Army partners with finance guru to offer free financial advice to Soldiers
WASHINGTON (Army News Service) -- The Army has enlisted the help of personal finance expert Suze Orman to educate Soldiers and their families on money matters so they don't fall victim to predatory loans, mounting credit card debt or other financial issues.
Orman, a best-selling author and television personality, plans to offer her services free of charge to Soldiers, including a seven-step online course, normally $54, and an upcoming video detailing the military's new retirement system.
"There comes a time in life when everybody has to serve their country, and they have to serve those that are giving us our freedom," she said at a news conference Wednesday at the Pentagon. "If anybody deserves the best financial advice in the world, which I am more than capable of giving, it's the men and women who are serving all of us."
Orman also discussed her desire to visit military bases to speak to troops in person during seminars.
"Nothing would make me happier than to personally go to every single base in the entire world," she said.
Having such a star in the finance world come on board for free has some Army leaders thrilled about the implications for the future readiness of Soldiers.
"When our Soldiers don't have their hearts and minds on their job, it is not good for their security and for the team. And that's why we're so excited to partner with Suze," said Under Secretary of the Army Patrick Murphy, who announced the partnership.
According to Orman, she tries to simplify personal finance tips to make them easier to understand.
For instance, she noted that if a 25-year-old Soldier began placing $100 a month into a Roth Thrift Savings Plan, the account would grow to roughly $1 million by the time the Soldier reaches the age of 65. But if the Soldier waited until 35 years old to invest the same amount, he or she would get only $300,000.
"Those 10 years cost them $700,000," she said. "If you teach that to a 25-year-old, you can bet your bottom dollar that they're going to start putting money away."
Besides retirement planning, her free online course available to all U.S. troops covers a variety of topics, from learning how to live debt-free, tackling financial obstacles, to purchasing big-ticket items like a home or car. Any military member can enroll in the course at SuzeU.com, using gift code "USA."
With Orman's help, a video explaining the blended retirement system, which is set to be rolled out Army-wide in 2018, is also in the works as part of the partnership.

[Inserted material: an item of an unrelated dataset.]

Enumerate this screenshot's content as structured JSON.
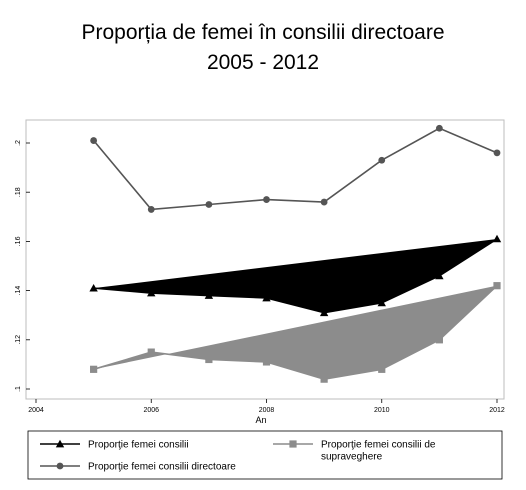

As one of the biggest changes to military pay and benefits in 70 years, the blended retirement system is expected to provide a sort of portable retirement benefit to about 85 percent of the force, compared to only 19 percent today.
"We love our troops and their families. They are the corps of who we are as a team," Murphy said. "We want to make sure that they get the best advice as possible."
Murphy also hopes Orman's advice will steer cash-strapped Soldiers away from payday loan businesses that try to exploit them with high interest rates.
"We've cracked down on some of that, but really that's being reactive," he said. "What we're trying to do with Suze is to be proactive and let [Soldiers] know the tools that are out there."
This isn't the first time Orman has partnered with the Army. In May, she signed a four-year gratuitous services agreement with the Army Reserve to improve the financial readiness of reservists with informational videos, written material, town hall discussions and base visits.
She said she plans to devote herself to these partnerships full time since she ended The Suze Orman Show on CNBC in 2015. One of her goals now is to serve as an impartial financial advisor to Soldiers who are unable to find one elsewhere.
"It's very difficult, in my opinion, to get true, honest, unbiased financial advice," she said. "It's almost as if everybody who gives you financial advice who's in the financial arena has something to gain from it. We need an unbiased source, which I will serve as."